Preseden dan Implikasi Global

Ini adalah kali kelima dalam 14 tahun terakhir bahwa IPC – sebuah inisiatif yang melibatkan 21 kelompok bantuan, badan-badan PBB, dan organisasi regional yang didanai oleh Uni Eropa, Jerman, Britania Raya, dan Kanada – telah menentukan adanya kelaparan. IPC sebelumnya telah menilai bahwa ada kelaparan di beberapa wilayah Somalia pada tahun 2011, Sudan Selatan pada tahun 2017 dan 2020, dan Sudan pada tahun 2024. IPC menyatakan bahwa mereka tidak mendeklarasikan kelaparan, tetapi memberikan analisis bagi pemerintah dan pihak lain untuk melakukannya. Situasi ini membutuhkan perhatian serius dari komunitas internasional untuk mencegah tragedi kemanusiaan yang lebih besar.
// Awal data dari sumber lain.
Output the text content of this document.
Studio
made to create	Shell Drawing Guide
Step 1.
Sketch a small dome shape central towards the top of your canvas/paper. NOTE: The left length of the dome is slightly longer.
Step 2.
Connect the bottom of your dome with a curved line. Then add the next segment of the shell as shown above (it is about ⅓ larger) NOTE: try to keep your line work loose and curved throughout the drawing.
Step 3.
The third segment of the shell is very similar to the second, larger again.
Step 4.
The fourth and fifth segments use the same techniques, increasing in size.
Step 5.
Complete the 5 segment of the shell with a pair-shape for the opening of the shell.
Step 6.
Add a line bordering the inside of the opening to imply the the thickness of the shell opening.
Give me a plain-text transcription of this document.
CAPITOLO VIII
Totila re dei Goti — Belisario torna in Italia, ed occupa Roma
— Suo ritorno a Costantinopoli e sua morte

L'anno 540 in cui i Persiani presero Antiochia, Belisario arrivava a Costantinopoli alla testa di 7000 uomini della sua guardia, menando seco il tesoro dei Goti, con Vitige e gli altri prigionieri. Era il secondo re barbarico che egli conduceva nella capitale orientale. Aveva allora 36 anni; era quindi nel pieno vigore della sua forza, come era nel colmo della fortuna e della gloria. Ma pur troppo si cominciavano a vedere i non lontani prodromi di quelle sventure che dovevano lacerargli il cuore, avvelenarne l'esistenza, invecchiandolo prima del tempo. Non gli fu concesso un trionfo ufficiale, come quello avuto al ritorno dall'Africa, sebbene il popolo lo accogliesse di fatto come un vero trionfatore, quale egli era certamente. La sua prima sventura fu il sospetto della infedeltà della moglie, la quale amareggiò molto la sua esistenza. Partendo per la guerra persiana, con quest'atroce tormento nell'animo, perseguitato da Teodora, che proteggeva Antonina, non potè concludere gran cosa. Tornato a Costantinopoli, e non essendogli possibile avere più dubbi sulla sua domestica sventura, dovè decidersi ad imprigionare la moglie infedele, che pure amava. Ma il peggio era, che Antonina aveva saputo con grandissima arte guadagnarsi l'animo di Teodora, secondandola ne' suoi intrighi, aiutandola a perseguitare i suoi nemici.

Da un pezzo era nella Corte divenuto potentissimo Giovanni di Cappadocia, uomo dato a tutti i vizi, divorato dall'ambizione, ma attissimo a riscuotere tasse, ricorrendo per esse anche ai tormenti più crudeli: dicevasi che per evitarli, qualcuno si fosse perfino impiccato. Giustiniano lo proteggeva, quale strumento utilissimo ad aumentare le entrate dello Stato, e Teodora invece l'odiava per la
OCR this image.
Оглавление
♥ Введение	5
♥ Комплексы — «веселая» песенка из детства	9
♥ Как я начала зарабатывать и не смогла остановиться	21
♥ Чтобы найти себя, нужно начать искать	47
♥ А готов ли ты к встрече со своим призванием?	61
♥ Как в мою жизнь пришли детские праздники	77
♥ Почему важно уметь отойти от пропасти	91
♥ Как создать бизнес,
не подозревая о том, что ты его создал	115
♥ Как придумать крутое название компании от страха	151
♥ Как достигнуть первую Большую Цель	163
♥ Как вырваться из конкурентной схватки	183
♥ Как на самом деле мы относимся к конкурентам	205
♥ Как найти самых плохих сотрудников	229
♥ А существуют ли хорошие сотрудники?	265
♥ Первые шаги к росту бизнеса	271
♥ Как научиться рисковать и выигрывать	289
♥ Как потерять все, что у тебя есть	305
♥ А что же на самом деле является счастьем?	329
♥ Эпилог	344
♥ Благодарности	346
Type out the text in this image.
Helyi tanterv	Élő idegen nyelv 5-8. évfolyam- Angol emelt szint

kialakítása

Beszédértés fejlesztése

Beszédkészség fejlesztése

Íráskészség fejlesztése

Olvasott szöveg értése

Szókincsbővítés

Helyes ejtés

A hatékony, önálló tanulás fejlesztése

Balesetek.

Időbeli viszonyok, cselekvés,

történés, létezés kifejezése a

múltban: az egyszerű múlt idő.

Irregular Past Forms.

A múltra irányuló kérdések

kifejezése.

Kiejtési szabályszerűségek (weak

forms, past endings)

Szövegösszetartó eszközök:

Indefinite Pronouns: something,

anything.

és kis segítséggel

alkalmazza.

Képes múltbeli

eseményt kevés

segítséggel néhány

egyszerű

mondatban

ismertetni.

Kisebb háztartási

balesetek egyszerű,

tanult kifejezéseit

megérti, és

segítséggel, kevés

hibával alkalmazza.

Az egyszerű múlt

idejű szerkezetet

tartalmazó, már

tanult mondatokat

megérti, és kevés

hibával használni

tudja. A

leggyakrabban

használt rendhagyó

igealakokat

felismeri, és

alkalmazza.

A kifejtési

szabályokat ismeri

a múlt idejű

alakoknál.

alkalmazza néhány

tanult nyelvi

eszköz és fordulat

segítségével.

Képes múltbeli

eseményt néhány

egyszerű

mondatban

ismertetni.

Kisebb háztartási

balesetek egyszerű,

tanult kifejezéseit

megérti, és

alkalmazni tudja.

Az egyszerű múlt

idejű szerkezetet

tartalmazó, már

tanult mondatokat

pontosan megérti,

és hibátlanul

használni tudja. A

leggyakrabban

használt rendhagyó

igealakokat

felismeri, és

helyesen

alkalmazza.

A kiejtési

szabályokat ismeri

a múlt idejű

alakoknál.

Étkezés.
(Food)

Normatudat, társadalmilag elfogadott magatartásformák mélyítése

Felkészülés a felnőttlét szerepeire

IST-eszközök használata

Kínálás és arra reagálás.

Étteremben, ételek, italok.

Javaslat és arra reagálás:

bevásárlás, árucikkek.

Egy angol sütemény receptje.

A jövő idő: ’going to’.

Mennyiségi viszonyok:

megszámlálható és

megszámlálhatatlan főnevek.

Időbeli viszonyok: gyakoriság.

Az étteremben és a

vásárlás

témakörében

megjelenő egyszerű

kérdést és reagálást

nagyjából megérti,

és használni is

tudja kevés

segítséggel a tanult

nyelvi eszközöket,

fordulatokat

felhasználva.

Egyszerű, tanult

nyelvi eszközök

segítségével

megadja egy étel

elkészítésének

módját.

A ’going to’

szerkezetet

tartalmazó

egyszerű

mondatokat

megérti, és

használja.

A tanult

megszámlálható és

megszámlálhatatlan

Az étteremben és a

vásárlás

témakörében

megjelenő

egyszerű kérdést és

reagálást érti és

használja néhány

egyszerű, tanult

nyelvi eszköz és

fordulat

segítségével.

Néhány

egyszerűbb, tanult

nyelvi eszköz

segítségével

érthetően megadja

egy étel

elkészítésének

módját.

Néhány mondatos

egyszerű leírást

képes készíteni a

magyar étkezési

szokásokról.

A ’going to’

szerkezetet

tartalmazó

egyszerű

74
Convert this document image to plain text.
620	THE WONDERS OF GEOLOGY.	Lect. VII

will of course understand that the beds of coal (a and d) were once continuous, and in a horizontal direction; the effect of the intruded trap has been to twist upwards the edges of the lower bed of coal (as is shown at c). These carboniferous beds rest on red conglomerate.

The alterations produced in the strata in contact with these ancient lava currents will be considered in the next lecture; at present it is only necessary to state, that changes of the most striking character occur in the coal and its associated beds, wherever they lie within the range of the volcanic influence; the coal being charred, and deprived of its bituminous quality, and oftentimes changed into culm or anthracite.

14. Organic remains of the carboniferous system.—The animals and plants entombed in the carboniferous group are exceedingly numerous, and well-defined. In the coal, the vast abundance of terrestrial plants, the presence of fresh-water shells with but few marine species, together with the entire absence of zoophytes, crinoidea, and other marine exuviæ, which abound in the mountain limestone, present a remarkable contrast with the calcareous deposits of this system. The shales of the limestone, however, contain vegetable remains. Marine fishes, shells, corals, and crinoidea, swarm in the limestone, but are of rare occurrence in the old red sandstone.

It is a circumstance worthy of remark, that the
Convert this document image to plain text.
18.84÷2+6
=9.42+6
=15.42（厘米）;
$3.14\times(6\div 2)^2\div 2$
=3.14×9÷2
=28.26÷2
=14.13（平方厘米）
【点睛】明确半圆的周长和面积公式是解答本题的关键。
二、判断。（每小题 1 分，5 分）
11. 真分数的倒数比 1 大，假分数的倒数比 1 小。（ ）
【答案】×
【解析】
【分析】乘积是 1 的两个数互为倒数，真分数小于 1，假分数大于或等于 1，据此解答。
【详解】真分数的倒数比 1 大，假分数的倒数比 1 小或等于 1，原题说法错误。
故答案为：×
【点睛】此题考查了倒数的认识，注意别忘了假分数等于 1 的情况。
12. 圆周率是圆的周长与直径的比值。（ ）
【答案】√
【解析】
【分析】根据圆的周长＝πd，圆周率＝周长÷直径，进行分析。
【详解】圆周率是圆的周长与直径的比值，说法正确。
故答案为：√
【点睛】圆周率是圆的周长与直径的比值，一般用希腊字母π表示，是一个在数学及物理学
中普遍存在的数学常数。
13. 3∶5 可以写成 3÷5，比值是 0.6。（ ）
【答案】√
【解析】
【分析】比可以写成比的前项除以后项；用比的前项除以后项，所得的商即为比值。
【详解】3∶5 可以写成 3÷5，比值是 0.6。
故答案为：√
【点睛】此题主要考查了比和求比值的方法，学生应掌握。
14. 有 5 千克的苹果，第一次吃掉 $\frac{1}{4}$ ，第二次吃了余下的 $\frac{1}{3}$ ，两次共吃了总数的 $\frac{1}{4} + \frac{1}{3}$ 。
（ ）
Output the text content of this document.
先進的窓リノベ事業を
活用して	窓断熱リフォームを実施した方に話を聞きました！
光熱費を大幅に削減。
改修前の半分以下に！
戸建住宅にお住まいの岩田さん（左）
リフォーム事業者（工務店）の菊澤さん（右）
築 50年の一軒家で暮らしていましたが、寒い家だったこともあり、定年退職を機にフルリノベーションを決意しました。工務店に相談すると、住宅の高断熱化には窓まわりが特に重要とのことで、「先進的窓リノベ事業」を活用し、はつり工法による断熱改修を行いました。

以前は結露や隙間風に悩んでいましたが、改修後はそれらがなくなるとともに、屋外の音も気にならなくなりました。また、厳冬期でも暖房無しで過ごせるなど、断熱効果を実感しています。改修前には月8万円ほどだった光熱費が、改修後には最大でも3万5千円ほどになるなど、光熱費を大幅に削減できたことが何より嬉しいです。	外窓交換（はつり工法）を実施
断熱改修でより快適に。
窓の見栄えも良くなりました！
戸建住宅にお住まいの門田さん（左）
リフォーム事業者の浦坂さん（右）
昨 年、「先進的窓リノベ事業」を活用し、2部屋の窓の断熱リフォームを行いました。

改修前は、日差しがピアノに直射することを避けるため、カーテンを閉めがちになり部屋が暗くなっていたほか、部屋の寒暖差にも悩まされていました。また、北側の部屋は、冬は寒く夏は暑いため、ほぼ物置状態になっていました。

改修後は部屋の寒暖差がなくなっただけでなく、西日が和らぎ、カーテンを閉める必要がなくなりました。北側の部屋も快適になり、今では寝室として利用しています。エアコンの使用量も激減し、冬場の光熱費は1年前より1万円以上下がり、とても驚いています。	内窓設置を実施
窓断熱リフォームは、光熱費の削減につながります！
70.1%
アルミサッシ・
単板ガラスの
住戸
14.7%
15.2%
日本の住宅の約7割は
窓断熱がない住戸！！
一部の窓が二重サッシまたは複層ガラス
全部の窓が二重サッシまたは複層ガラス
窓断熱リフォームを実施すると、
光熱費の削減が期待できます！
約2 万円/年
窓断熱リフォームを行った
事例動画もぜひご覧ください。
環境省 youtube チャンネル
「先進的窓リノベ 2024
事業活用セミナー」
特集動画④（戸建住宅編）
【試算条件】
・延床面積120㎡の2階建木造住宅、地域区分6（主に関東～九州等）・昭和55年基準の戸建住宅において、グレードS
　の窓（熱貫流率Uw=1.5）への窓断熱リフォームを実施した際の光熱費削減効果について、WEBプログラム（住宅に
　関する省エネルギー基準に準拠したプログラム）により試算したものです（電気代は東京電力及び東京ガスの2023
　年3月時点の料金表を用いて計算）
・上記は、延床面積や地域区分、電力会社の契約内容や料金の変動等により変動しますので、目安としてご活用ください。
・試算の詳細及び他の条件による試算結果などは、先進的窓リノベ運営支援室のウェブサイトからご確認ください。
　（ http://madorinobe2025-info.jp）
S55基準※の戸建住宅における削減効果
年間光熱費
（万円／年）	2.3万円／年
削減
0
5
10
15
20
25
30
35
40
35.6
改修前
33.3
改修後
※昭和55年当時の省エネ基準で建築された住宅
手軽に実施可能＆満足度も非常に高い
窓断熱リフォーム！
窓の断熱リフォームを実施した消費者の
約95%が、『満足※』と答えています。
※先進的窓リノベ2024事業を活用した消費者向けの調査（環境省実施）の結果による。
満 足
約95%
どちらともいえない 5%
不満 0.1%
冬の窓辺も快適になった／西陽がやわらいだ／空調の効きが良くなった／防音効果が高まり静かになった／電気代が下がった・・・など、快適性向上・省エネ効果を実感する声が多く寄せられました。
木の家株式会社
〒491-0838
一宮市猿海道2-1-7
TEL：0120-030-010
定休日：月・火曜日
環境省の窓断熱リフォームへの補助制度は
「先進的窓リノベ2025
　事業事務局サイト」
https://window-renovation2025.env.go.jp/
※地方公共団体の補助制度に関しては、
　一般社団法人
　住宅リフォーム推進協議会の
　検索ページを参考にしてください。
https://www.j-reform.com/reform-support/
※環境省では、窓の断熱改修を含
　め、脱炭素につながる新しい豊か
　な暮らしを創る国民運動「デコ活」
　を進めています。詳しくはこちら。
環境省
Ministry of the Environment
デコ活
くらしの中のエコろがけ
Perang di Gaza, yang dimulai pada 7 Oktober 2023, ketika Hamas membunuh 1.200 orang di Israel selatan dan mengambil sekitar 250 sandera, menurut penghitungan Israel, telah menyebabkan lebih dari 62.000 warga Palestina tewas, menurut otoritas kesehatan Gaza. Amerika Serikat, Qatar, dan Mesir telah berupaya untuk menengahi penghentian konflik.